Infrastructure/Site Reliability Engineer
Engineering – Backend Engineering
Who we are
TFG is the largest mobile game company in Latin America, and one of the largest in the world. In 8 years, we have released over 70 games, including hits such as Sniper 3D, the leading FPS game on App Store and Google Play Store, and Colorfy, the world's most popular coloring app. Our games have been downloaded 1 billion times in 125 countries. The team started with two brothers, and now there are around 320 of us – and counting. To build the very best mobile games, we gather exceptional talent in software engineering, art and animation, product design and management, marketing, and data science.
About the Team
An engineer in our team works with a global scale infrastructure and has great impact in millions of players. To guarantee the best experience possible, we count with several Kubernetes clusters spread around the world and connected to each other. We are in the cutting edge of open-source infrastructure technology, we adopted Kubernetes in production little after the project was launched and today we use technologies such as eBPF and Cilium in our network stack.
We handle billions of logs daily and have hundreds of nodes and thousands of containers to serve more than 1 million requests per minute. We know this number will only grow and we're looking for engineers that can help with the challenges of provisioning and operating infrastructure at large scale.
About the Role
TFG Co is searching for infrastructure/site reliability engineers to join our team. We seek an engineer with solid programming, network and operational systems knowledge. Since we are always looking for new tools and technologies that better solve our problems, we value professionals that like to learn new things, are autonomous and proactive to bring and implement their ideas.
We'll need you to understand our systems flows, diagnose problems in production environment, identify points of improvement and automation, and guarantee that we have the necessary infrastructure to create the best games in the world.
More about you
- Player focused. We are player oriented and infrastructure has a great impact in their experience. You have empathy with our players and focus on ensuring they have an amazing experience. You aim for a top-level infrastructure, guaranteeing the highest availability possible.

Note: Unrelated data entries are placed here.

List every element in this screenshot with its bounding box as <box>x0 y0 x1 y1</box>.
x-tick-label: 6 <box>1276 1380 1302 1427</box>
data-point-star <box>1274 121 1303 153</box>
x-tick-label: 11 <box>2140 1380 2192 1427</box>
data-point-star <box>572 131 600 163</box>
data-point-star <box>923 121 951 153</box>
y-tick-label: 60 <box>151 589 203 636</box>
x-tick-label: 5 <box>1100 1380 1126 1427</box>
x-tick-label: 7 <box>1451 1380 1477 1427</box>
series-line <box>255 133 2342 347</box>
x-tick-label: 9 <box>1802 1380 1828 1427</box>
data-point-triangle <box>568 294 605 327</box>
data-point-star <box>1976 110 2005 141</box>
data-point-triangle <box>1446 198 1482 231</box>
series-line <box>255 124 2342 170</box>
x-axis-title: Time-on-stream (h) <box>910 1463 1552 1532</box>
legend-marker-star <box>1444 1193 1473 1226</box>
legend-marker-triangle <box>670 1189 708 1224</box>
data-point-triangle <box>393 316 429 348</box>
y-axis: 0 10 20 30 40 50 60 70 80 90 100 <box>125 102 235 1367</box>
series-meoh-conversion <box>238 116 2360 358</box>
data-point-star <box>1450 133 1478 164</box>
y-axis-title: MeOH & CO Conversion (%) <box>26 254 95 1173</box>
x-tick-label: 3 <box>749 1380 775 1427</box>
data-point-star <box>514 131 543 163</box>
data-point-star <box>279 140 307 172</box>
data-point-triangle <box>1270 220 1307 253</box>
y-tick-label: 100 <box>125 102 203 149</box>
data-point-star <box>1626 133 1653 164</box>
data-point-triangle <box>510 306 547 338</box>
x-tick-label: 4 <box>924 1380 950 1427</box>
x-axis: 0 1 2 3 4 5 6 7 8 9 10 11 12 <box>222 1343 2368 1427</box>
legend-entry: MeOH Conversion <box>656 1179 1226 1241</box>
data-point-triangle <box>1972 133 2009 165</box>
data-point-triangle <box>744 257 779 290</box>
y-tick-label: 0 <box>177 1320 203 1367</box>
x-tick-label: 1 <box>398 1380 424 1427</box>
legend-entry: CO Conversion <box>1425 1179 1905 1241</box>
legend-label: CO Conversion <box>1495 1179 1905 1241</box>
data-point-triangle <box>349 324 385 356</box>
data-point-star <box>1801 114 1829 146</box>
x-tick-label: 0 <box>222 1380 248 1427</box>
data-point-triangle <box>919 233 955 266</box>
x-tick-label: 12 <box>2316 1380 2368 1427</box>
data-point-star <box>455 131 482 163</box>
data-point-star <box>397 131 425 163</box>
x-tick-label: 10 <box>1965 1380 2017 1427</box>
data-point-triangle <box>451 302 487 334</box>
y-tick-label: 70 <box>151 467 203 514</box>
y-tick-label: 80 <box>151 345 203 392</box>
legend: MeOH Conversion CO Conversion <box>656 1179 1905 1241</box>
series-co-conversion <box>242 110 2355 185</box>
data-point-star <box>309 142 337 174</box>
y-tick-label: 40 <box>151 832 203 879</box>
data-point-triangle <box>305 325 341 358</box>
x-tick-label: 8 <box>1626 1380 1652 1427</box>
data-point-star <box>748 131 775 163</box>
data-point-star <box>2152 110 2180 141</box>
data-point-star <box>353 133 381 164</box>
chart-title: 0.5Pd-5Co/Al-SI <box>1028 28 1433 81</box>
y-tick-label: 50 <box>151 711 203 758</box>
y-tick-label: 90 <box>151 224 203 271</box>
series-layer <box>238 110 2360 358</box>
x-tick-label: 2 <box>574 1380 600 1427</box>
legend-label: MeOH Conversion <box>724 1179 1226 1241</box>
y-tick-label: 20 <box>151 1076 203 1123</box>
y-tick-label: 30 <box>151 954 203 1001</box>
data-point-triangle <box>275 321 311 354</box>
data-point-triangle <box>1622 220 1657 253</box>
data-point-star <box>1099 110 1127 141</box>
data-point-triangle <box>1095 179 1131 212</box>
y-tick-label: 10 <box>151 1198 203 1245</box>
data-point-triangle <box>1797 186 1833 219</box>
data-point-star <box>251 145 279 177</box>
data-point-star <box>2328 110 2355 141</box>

- Automation is key to scaling. We look for engineers that have a history of projecting and executing automation projects in order to get rid of any manual and repetitive tasks.
- Calm and pragmatism. When everything seems to be falling apart around you, you have a plan and keep calm.
- Bleeding edge. You are curious and like to study new technologies, test new solutions and measure the impact brought by changes. We want to ensure we are using the best stack possible
What you’ll do
- Develop, monitor and optimize infrastructure clusters (Kubernetes, Elasticsearch, MongoDB, Kafka...).
- Define monitoring and observability patterns.
- Troubleshoot and manage incidents in production.
- Automate and improve infrastructure provisioning (Infrastructure as Code).
What you'll need
- Bachelor's degree in Computer Science, Computer Engineering or equivalent experience.
- Linux knowledge. You should be able to discuss in detail what happens under the hood (SO, kernel, network).
- Solid knowledge in at least one programming language. We work mostly with Go and Python.
- Experience with large scale production systems and technologies.
- Experience with Kubernetes.
- Experience with monitoring systems (eg: Datadog, Statsd, Grafana, etc).
- Experience with infrastructure as code tools (eg: Ansible, Terraform, etc).
- Experience with messaging systems such as Kafka and Emqtt.
- Experience with database management (Postgres, MongoDB, Cassandra, Redis, ElasticSearch).
- Experience with CI/CD pipelines (eg: Jenkins, Travis, etc).
We welcome people from all backgrounds who seek the opportunity to help build the best gaming company, where everyone thrives.